Bueno, pues esa sociedad abierta me cachó en una inexactitud. No fue una mentira
planeada ni voluntaria. Nunca obtuve ventaja de esto. Nunca busqué un trabajo ostentando
lo que no era. Y así tuve que testimoniárselo a Harvard para que me readmitiera.
Además, esto que me sucedió limitó la capacidad de los funcionarios públicos para ser
inexactos en la presentación de su información ante la sociedad. Creo que a partir de
eso, y de algunas otras cosas que me pasaron después, hemos ido eliminando
discrecionalidad y hemos ampliado el acceso a la información. Contribuí con eso. Me
hubiera gustado contribuir de otra manera, como secretario de Educación. Ni hablar. Mucha
gente, cuando vio lo que pasó conmigo, pues le empezó a dar prisa por doctorarse.
Tienes buen sentido del humor.
Ya ves, lo que no logré como director de Conacyt, lo logré renunciando como secretario
de Educación. No me gusta lamentarme. Yo no tengo los ojos en la nuca. Los tengo en la
frente, para ver para adelante. ¿No sé si has visto a los indios de los westerns
cuando miran el horizonte para ver si vienen los soldados de Custer? Pues lo hacen así
con la mano para protegerse del sol y ver lo más lejos posible, no para taparse los ojos.
Pero, como las metáforas sobre Quetzalcóatl y Sísifo que usas en tu tesis, hay
algo de trágico en tu historia reciente. Sófocles está dando vueltas.
Nunca sabré si desde el gabinete pude haber contribuido de manera importante al
crecimiento de este país y al mejoramiento del nivel de vida de los mexicanos pobres, que
son mis dos grandes objetivos en la vida. Lo que pueda hacer de aquí en adelante es lo
que me importa. Y me importan esos dos objetivos. Y sólo cuando me esté muriendo podré
hacer una evaluación general de cuánto fue lo que pude ayudar para que el país creciera
más rápido y se redujera el número de pobres. Espero, por lo pronto, que mi tesis
contribuya en algo.
Hablo de tragedia en sentido más amplio. Tú eres un académico, un científico
social con formación rigurosa: Conacyt, Harvard, la Secretaría de Educación. Hablo de
un incidente que te convierte en personaje paródico.

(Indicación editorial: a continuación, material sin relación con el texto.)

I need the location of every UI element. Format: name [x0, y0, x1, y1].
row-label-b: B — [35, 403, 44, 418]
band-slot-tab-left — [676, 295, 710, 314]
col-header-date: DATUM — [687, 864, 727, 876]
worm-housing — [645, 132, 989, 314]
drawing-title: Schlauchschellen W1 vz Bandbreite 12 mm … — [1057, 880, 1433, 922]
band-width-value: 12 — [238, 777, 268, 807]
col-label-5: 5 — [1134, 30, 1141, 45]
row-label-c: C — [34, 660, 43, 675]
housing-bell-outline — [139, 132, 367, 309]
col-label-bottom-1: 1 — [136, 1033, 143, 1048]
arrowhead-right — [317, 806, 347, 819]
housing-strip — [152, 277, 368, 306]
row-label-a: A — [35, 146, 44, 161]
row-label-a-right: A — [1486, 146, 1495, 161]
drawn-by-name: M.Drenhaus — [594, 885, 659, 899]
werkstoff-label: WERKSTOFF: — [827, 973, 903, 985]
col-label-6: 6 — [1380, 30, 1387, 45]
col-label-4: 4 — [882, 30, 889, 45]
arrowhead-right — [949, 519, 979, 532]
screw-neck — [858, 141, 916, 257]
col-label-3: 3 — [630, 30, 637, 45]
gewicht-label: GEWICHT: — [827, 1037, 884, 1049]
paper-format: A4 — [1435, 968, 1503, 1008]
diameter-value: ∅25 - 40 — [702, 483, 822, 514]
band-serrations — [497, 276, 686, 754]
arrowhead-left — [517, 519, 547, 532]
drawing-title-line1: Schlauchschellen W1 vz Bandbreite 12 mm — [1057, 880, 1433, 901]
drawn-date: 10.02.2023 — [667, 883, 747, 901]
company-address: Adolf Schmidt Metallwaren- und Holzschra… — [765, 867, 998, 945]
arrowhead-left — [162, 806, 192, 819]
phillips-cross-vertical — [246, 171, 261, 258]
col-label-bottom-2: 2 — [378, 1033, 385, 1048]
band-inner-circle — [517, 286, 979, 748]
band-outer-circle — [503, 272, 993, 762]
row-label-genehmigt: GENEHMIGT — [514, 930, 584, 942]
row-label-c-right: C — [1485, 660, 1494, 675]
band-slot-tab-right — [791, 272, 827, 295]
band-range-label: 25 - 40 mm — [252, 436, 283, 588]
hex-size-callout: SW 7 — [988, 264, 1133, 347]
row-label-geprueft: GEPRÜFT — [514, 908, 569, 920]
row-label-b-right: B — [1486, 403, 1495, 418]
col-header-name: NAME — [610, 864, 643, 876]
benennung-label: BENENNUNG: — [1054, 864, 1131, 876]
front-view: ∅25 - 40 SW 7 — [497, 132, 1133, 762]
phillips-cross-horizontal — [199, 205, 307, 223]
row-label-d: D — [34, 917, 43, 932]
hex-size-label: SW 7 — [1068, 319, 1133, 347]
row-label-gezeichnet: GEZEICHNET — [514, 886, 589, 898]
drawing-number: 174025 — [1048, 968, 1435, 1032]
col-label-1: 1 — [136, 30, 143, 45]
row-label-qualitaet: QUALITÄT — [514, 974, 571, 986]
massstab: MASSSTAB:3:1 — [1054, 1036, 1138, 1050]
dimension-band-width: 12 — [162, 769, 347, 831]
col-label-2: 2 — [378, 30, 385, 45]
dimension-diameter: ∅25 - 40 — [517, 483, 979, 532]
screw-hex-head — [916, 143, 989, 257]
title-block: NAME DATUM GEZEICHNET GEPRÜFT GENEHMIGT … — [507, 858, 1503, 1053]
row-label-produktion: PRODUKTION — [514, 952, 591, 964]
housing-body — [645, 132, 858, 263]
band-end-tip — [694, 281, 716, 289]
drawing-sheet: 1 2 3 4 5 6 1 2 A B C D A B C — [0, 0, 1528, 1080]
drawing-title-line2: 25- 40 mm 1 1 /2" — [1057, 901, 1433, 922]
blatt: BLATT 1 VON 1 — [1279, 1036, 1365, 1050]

¡Nooo! El único dolor que traigo es el de espalda por tantas horas de estar sentado
dándole a esto.
Se hizo una parodia de tu caso.
No me preocupa porque sé que la verdad está de mi lado y que, con paciencia y ayuda de
amigos, voy a acabar por establecer una verdad frente a la falsa verdad. Soy muy tenaz,
vengo de un pueblo de mineros, sé luchar.
Fue un golpe muy duro.
¡Ni modo! Aquí estoy, regresando, trabajando. No regreso a México a hacer una campaña
de publicidad. Y eso lo tienen que saber quienes están muy preocupados en las esferas
públicas, esos que andan preguntando que cuánto me están costando estas entrevistas con
la prensa.
¿Quiénes son?
De la grilla prefiero no hablar ahorita. Estamos viviendo una crisis terrible de
valores éticos, y no nada más en el quehacer público: la puedes ver en el quehacer
informativo y en muchos lados. Es durísimo. La historia de nuestro país nos enseña que,
en la práctica, no es el más ético el que triunfa. En nuestra historia han triunfado
los más despiadados. Y hay un aprendizaje social de eso.